Blog entry by Meguid El Nahas
An excellent editorial by Steven Rosansky and Richard Glassock review issues related to the estimation of CKD progression in renoprotection drug trials.
The authors examine the currently used parametres of CKD progression:
1. ESRD and Renal Replacement Therapy (RRT)
They note that RRT initiation as a hard point has its limitations in view of trends over the last decade in early initiation of RRT. They also note the non-GFR related alterations in serum creatinine levels including alterations in endogenous creatinine generation due to diet and sarcopenia.
the authors recommend a harder endpoint of fixed eGFR of 15ml/min/1.73m2.
Some would argue that mGFR of 10ml/min/1.73m2 is a more valid endpoint.
2. The decline in eGFR
using the decline in eGFR is fraught by the fact that many patients dont progress or progress in a non-linear fashion. Increasingly nephrologists have come to realise that CKD progression is not invariable with a significant percentage not progressing for long period of time and some progressing in a non-linear fashio whilst some even improving with time. Such non-progression or a non-linear progression RFT would make endpoints based on RFT unpredictable and difficult to interpret in a clinical trial.

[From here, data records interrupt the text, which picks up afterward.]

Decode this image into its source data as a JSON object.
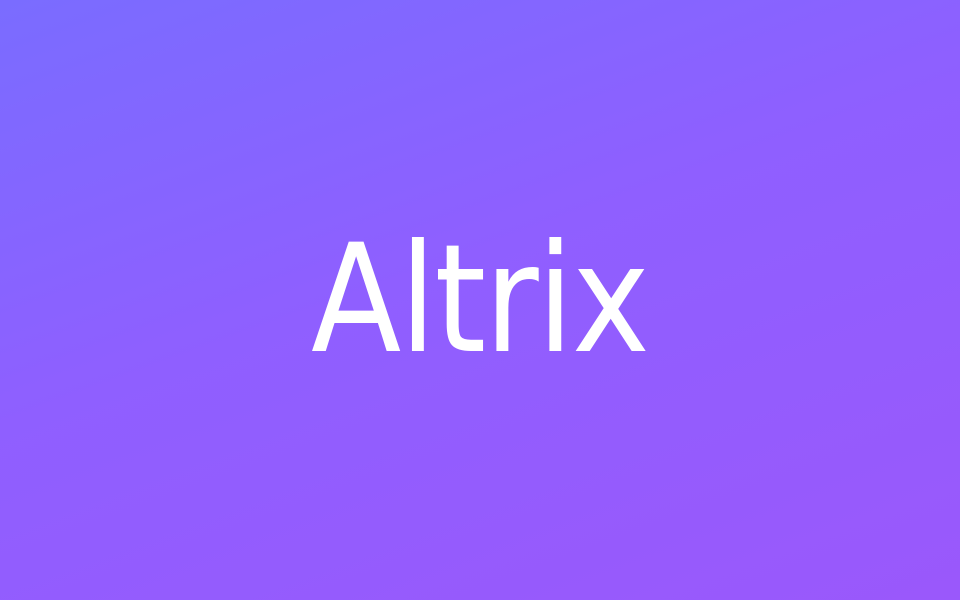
{
  "splash": {
    "logo_text": "Altrix",
    "colors": {
      "gradient_start": "#7a6cff",
      "gradient_mid": "#8f5fff",
      "gradient_end": "#9a58fb",
      "logo": "#ffffff"
    }
  }
}
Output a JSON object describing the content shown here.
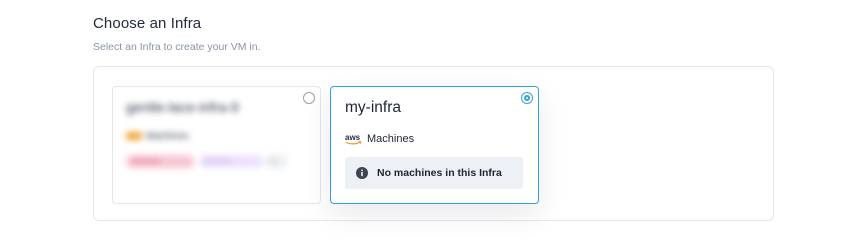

They also note that some interventions such as Low protein diet (MDRD study) or ACE inhibition may lead to an initial acceleration of GFR decline before longer term stabilisation/renoprotection.
The FDA recently suggested a 30% decline and a 40% decline in GFR from baseline values as new surrogate end points in intervention studies. This on the assumption that the decline in GFR is linear.
This would be preferable to the current doubling of serum creatinine (50% decline in GFR).
3. Changes in RFT slopes:
The authors note that changes in RFT pattern in clinical trials over the duration of intervention studies usually, short term around 3 years of follow-up, may not consistently predict the progression to ESRD; Longer trials 5-10years may be required. Whether these are feasible, fundable or acceptable to Pharmaceutical sponsors in a hurry to market a new drug for CKD is questionable.
4. Patients selection:
RCTs and data analysis as well as showing intervention efficacy may benefit from a careful patients' selection favouring teh inclusion of those with faster rate of GFR decline and overt proteinuria; a faster rate of progression would require a smaller sample size and increased study power.
Also recommended is to have an observational run in phase to determine the nature and rate of the RFT and CKD progression; those with fast (-3-5ml/min/year) and linear negative (RFT) progression rate would also increase the power of the study.
The authors also touch on the most important issue in my mind, namely that fact that eGFR does NOT equate with meassured/true GFR; this was most dramatically shown in the BEAM and BEACON studies, where the impression of an improved eGFR reflected weight loss and anorexia thus changes in creatinine metabolism rather than improving renal function. Ultimately BEACON had to be stopped for toxicity of the compound (Bardoxolone) and excessive morbidity and mortality.
Also the reliability of eGFR/serum creatinine does NOT take into account the impact of renal tubular secretion of creatinine on the changes induced by an intervention on these parameters. Even ACE inhibition may affect tubular secretion of creatinine, a totally neglected variable in RAAS inhibition studies of CKD progression where GFR has seldom been measured????
Finally, when eGFR and mGFR were compared in progressive ADPKD, eGFR based on the MDRD and CKD-EPI equations was found wanting. eGFR changes poorly reflected changes in mGFR. Both formulas underestimated GFR changes by 50%.
mGFR would be preferable to eGFR, although the authors have argued that variability of a mGFR based on isotopically labelled iothalamate may be high, not withstanding the inconvenience to the patient of measuring GFR and the related cost and time requirements.
One can conclude from this excellent editorial, that to study the impact of interventions on CKD progression the ideal RCT would require:
1. Careful patients selection; preferably with fast progressors who are proteinuric. After all these are the patients who warrant intervention to stop their progression to ESRD.
2. A Run in phase to determine the nature of RFT in patients included in the trial with preference for those with fast and negative but also RFT/slopes.
3. Long follow-up as short studies relying on unpredictable (for long term outcomes/ESRD) endpoints can be misleading.
4. Validating CKD progression parameters by measured GFR as the gold standard.
Nephrologists need to think carefully and read this editorial before embarking on hastily designed and flawed clinical trials that yield inconclusive or wrongly conclusive results.